Why is gross margin guidance moving toward the lower end? (JPMorgan)
Total cost is about $20 million more favorable (inflation about $70 million plus $40 million tariffs, roughly $110 million), but incremental ERP demand-fulfillment expenses and higher trade spending and advertising to support back-half innovation pressured margin toward the lower end; robust expansion is still expected in Q3 and Q4.
Is the high end of the -5% to -9% organic range still achievable? (Goldman Sachs)
It would require everything to hit, including category growth at the higher end (about 1% or more for U.S. retail), strong execution on innovation and demand creation, and no supply or extraneous issues; the wide range was a deliberate choice to stay agile.

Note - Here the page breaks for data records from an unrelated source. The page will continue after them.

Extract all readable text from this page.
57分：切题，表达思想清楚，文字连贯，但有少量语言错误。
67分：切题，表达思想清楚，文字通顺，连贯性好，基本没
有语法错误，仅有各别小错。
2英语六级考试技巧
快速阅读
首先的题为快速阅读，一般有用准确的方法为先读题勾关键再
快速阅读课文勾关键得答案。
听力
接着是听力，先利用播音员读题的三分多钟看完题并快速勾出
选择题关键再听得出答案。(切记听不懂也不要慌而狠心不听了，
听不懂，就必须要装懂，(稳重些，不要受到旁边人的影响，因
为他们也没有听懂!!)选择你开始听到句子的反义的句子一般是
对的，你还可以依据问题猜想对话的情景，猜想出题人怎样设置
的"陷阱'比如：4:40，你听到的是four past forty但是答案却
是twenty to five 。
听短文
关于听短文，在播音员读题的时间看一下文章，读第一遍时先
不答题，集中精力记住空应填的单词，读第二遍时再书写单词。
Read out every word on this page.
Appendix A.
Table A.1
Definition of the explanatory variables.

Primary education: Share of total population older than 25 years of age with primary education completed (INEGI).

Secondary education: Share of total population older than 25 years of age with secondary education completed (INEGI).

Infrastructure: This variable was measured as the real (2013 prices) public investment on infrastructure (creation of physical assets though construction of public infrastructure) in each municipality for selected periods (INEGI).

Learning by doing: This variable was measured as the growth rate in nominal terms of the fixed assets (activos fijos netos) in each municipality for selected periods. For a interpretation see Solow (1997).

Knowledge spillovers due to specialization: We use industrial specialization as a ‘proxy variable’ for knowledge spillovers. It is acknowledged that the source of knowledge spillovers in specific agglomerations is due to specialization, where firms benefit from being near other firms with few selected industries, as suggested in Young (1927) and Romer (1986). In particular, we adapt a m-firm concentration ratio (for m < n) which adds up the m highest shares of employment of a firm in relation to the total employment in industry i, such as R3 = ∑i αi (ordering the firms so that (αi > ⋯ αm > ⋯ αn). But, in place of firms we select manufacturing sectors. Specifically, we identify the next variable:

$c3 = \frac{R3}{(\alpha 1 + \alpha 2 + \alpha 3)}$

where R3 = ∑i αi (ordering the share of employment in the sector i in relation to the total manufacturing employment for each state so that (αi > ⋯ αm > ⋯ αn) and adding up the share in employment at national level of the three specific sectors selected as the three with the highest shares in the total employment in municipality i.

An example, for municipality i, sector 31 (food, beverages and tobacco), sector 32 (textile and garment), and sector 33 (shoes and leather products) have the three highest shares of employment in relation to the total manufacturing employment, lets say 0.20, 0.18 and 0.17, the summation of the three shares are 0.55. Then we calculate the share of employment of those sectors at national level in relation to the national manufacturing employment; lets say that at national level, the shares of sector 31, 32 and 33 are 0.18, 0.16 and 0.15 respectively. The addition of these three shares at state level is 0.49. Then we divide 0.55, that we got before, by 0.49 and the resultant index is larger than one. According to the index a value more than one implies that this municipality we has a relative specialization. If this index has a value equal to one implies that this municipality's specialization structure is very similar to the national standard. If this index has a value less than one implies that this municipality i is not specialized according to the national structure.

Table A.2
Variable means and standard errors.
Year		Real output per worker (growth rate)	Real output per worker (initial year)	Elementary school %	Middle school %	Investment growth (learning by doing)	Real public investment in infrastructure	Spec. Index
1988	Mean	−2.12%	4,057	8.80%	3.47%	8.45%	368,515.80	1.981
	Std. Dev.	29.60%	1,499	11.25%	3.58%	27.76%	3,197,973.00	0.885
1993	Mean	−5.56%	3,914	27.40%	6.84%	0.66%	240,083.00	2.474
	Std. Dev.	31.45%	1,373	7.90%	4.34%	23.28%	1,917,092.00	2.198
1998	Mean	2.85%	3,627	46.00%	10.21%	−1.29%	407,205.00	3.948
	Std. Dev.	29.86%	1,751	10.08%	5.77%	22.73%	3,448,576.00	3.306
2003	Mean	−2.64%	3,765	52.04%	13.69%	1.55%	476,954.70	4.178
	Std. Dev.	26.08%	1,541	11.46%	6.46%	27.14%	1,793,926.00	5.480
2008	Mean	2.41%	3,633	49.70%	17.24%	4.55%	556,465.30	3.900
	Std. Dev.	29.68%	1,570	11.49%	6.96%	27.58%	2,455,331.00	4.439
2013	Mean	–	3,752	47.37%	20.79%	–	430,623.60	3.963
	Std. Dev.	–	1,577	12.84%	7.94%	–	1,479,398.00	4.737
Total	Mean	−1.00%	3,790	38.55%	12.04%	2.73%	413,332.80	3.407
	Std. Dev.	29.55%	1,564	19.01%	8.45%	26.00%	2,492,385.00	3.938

Is the path to price mix inflecting positive or staying negative? (TD Cowen)
Price mix is expected to be about a 1-point headwind for the year (versus about 2 points last year), driven by value-seeking and channel shifting, partially offset by net revenue management, with stable promotions year over year.
Should we still add back the full $0.90 ERP impact to get a run-rate EPS base? (BNP Paribas)
Yes; about two weeks of sales and EPS were shifted from FY2026 into FY2025, so FY2026 absolute sales and EPS dollars are understated, and the $0.90 would be added to wherever the year finishes as the FY2027 starting point.